Mélanges and other types of block-in-matrix formations in the Cantabrian Zone (Variscan Orogen,northwest Spain): origin and significance

Block-in-matrix formations in the Variscan foreland of Spain (Cantabrian Zone) occur in two different geological settings. The major block-in-matrix formations are mélanges, which appear as carpets beneath or ahead of submarine thrust systems. These mélanges may reach up to kilometric thickness and are mostly composed of broken formations (boudinaged sequences) of late Carboniferous age and scattered ‘exotic’ blocks derived from older Palaeozoic formations. Moreover, the mélanges in the Cantabrian Zone also include subordinate debris flow deposits with a chaotic block-in-matrix fabric (olistostromes).

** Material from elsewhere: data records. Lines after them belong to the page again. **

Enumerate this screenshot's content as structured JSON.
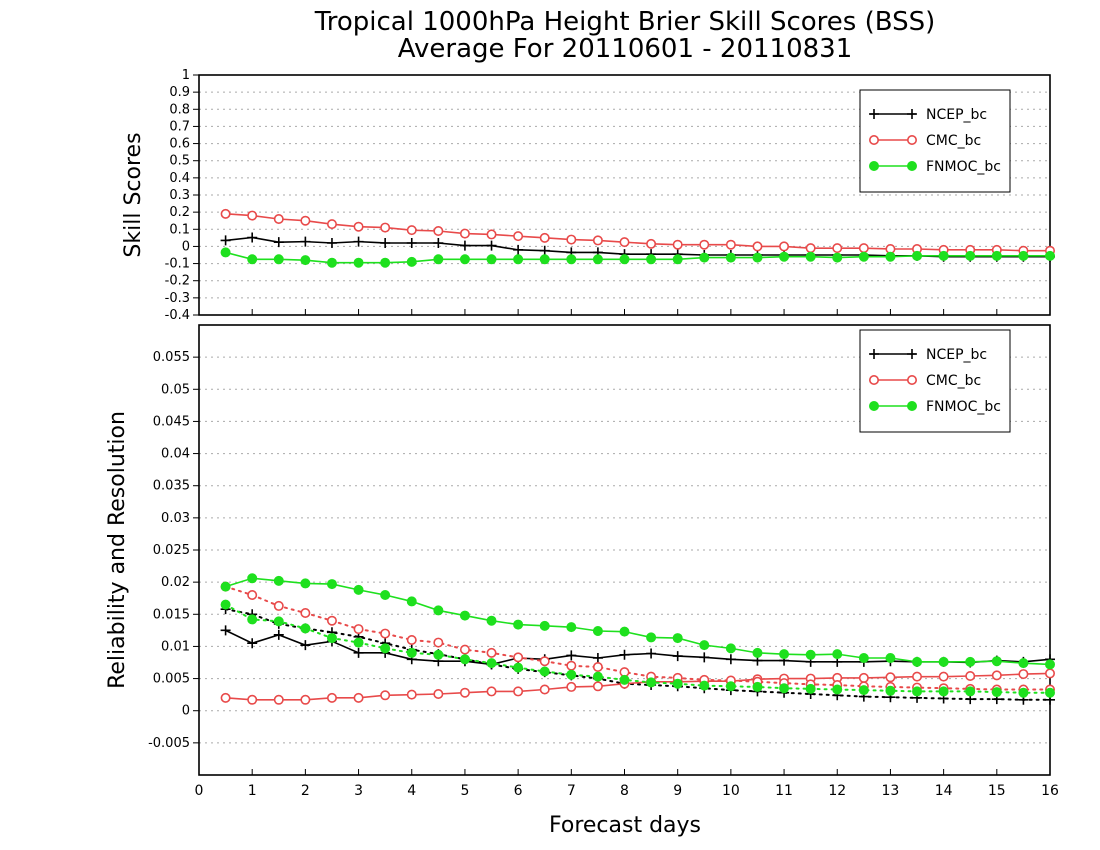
{
  "title_line1": "Tropical 1000hPa Height Brier Skill Scores (BSS)",
  "title_line2": "Average For 20110601 - 20110831",
  "colors": {
    "NCEP_bc": "#000000",
    "CMC_bc": "#e84a4a",
    "FNMOC_bc": "#1ee01e"
  },
  "chart_data": [
    {
      "type": "line",
      "panel": "top",
      "ylabel": "Skill Scores",
      "xlabel": "Forecast days",
      "xlim": [
        0,
        16
      ],
      "ylim": [
        -0.4,
        1
      ],
      "x_ticks": [
        "0",
        "1",
        "2",
        "3",
        "4",
        "5",
        "6",
        "7",
        "8",
        "9",
        "10",
        "11",
        "12",
        "13",
        "14",
        "15",
        "16"
      ],
      "y_ticks": [
        "-0.4",
        "-0.3",
        "-0.2",
        "-0.1",
        "0",
        "0.1",
        "0.2",
        "0.3",
        "0.4",
        "0.5",
        "0.6",
        "0.7",
        "0.8",
        "0.9",
        "1"
      ],
      "grid": true,
      "legend": "top-right",
      "x": [
        0.5,
        1,
        1.5,
        2,
        2.5,
        3,
        3.5,
        4,
        4.5,
        5,
        5.5,
        6,
        6.5,
        7,
        7.5,
        8,
        8.5,
        9,
        9.5,
        10,
        10.5,
        11,
        11.5,
        12,
        12.5,
        13,
        13.5,
        14,
        14.5,
        15,
        15.5,
        16
      ],
      "series": [
        {
          "name": "NCEP_bc",
          "marker": "plus",
          "values": [
            0.035,
            0.052,
            0.025,
            0.028,
            0.02,
            0.028,
            0.02,
            0.02,
            0.02,
            0.005,
            0.005,
            -0.02,
            -0.025,
            -0.035,
            -0.035,
            -0.045,
            -0.045,
            -0.045,
            -0.05,
            -0.05,
            -0.05,
            -0.05,
            -0.05,
            -0.05,
            -0.05,
            -0.055,
            -0.055,
            -0.06,
            -0.06,
            -0.06,
            -0.06,
            -0.06
          ]
        },
        {
          "name": "CMC_bc",
          "marker": "open-circle",
          "values": [
            0.19,
            0.18,
            0.16,
            0.15,
            0.13,
            0.115,
            0.11,
            0.095,
            0.09,
            0.075,
            0.07,
            0.06,
            0.05,
            0.04,
            0.035,
            0.025,
            0.015,
            0.01,
            0.01,
            0.01,
            0.0,
            0.0,
            -0.01,
            -0.01,
            -0.01,
            -0.015,
            -0.015,
            -0.02,
            -0.02,
            -0.02,
            -0.025,
            -0.025
          ]
        },
        {
          "name": "FNMOC_bc",
          "marker": "filled-circle",
          "values": [
            -0.035,
            -0.075,
            -0.075,
            -0.08,
            -0.095,
            -0.095,
            -0.095,
            -0.09,
            -0.075,
            -0.075,
            -0.075,
            -0.075,
            -0.075,
            -0.075,
            -0.075,
            -0.075,
            -0.075,
            -0.075,
            -0.065,
            -0.065,
            -0.065,
            -0.06,
            -0.06,
            -0.065,
            -0.06,
            -0.06,
            -0.055,
            -0.055,
            -0.055,
            -0.055,
            -0.055,
            -0.055
          ]
        }
      ]
    },
    {
      "type": "line",
      "panel": "bottom",
      "ylabel": "Reliability and Resolution",
      "xlabel": "Forecast days",
      "xlim": [
        0,
        16
      ],
      "ylim": [
        -0.01,
        0.06
      ],
      "x_ticks": [
        "0",
        "1",
        "2",
        "3",
        "4",
        "5",
        "6",
        "7",
        "8",
        "9",
        "10",
        "11",
        "12",
        "13",
        "14",
        "15",
        "16"
      ],
      "y_ticks": [
        "-0.005",
        "0",
        "0.005",
        "0.01",
        "0.015",
        "0.02",
        "0.025",
        "0.03",
        "0.035",
        "0.04",
        "0.045",
        "0.05",
        "0.055"
      ],
      "grid": true,
      "legend": "top-right",
      "x": [
        0.5,
        1,
        1.5,
        2,
        2.5,
        3,
        3.5,
        4,
        4.5,
        5,
        5.5,
        6,
        6.5,
        7,
        7.5,
        8,
        8.5,
        9,
        9.5,
        10,
        10.5,
        11,
        11.5,
        12,
        12.5,
        13,
        13.5,
        14,
        14.5,
        15,
        15.5,
        16
      ],
      "series": [
        {
          "name": "NCEP_bc",
          "metric": "resolution",
          "style": "solid",
          "marker": "plus",
          "values": [
            0.0125,
            0.0105,
            0.0118,
            0.0102,
            0.0108,
            0.009,
            0.009,
            0.008,
            0.0077,
            0.0077,
            0.0072,
            0.0082,
            0.008,
            0.0086,
            0.0082,
            0.0087,
            0.0089,
            0.0085,
            0.0083,
            0.008,
            0.0078,
            0.0078,
            0.0076,
            0.0076,
            0.0076,
            0.0077,
            0.0076,
            0.0076,
            0.0075,
            0.0078,
            0.0076,
            0.008
          ]
        },
        {
          "name": "NCEP_bc",
          "metric": "reliability",
          "style": "dotted",
          "marker": "plus",
          "values": [
            0.0158,
            0.015,
            0.0135,
            0.0128,
            0.0122,
            0.0115,
            0.0105,
            0.0095,
            0.0088,
            0.008,
            0.0072,
            0.0065,
            0.006,
            0.0055,
            0.005,
            0.0042,
            0.004,
            0.0038,
            0.0035,
            0.0032,
            0.003,
            0.0028,
            0.0026,
            0.0024,
            0.0022,
            0.0021,
            0.002,
            0.0019,
            0.0018,
            0.0018,
            0.0017,
            0.0017
          ]
        },
        {
          "name": "CMC_bc",
          "metric": "resolution",
          "style": "solid",
          "marker": "open-circle",
          "values": [
            0.002,
            0.0017,
            0.0017,
            0.0017,
            0.002,
            0.002,
            0.0024,
            0.0025,
            0.0026,
            0.0028,
            0.003,
            0.003,
            0.0033,
            0.0037,
            0.0038,
            0.0042,
            0.0045,
            0.0045,
            0.0046,
            0.0046,
            0.0049,
            0.005,
            0.005,
            0.0051,
            0.0051,
            0.0052,
            0.0053,
            0.0053,
            0.0054,
            0.0055,
            0.0057,
            0.0058
          ]
        },
        {
          "name": "CMC_bc",
          "metric": "reliability",
          "style": "dotted",
          "marker": "open-circle",
          "values": [
            0.0193,
            0.018,
            0.0163,
            0.0152,
            0.014,
            0.0127,
            0.012,
            0.011,
            0.0106,
            0.0095,
            0.009,
            0.0083,
            0.0077,
            0.007,
            0.0068,
            0.006,
            0.0053,
            0.0051,
            0.0048,
            0.0047,
            0.0045,
            0.0043,
            0.0041,
            0.004,
            0.0038,
            0.0037,
            0.0036,
            0.0035,
            0.0034,
            0.0033,
            0.0033,
            0.0033
          ]
        },
        {
          "name": "FNMOC_bc",
          "metric": "resolution",
          "style": "solid",
          "marker": "filled-circle",
          "values": [
            0.0193,
            0.0206,
            0.0202,
            0.0198,
            0.0197,
            0.0188,
            0.018,
            0.017,
            0.0156,
            0.0148,
            0.014,
            0.0134,
            0.0132,
            0.013,
            0.0124,
            0.0123,
            0.0114,
            0.0113,
            0.0102,
            0.0097,
            0.009,
            0.0088,
            0.0087,
            0.0088,
            0.0082,
            0.0082,
            0.0076,
            0.0076,
            0.0076,
            0.0077,
            0.0074,
            0.0072
          ]
        },
        {
          "name": "FNMOC_bc",
          "metric": "reliability",
          "style": "dotted",
          "marker": "filled-circle",
          "values": [
            0.0165,
            0.0142,
            0.0139,
            0.0128,
            0.0113,
            0.0106,
            0.0097,
            0.009,
            0.0087,
            0.008,
            0.0074,
            0.0067,
            0.0061,
            0.0056,
            0.0053,
            0.0048,
            0.0044,
            0.0042,
            0.0039,
            0.0038,
            0.0037,
            0.0035,
            0.0034,
            0.0033,
            0.0032,
            0.0031,
            0.003,
            0.003,
            0.003,
            0.0029,
            0.0028,
            0.0028
          ]
        }
      ]
    }
  ]
}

The source of the mélange blocks was the front of advancing nappes, chiefly the upper part of the nappe stacks. Therefore, the Cantabrian mélanges are interpreted as originated through submarine sliding and slumping associated with steep slopes at the orogenic front. The different types of rock bodies of these mélanges may be related to the degree of lithification of the sediments or rocks during slumping. So, broken formations are boudinaged sequences where the boudins or blocks resulted from extensional faults developed in lithified or semilithified limestones and sandstones, whereas the unlithified muddy matrix underwent continuous deformation. The scattered ‘exotic’ blocks ranging in age from early Cambrian to early Carboniferous were incorporated into the mélanges as individual blocks from competent well-lithified formations, originally located in the lower part of the nappe stacks. Although the Cantabrian Zone mélanges include olistostromic intervals, most of the olistostromes of this zone occur in a different geological setting. They are usually intercalated in the normal marine deposits of the Variscan foreland basin and, in contrast to the mélanges, they are mostly related to the margins of carbonate platforms, ahead of moving nappes. Finally, other instances of olistostromes are related to slopes generated by limb rotation of growth folds, which developed on submarine wedge-top successions.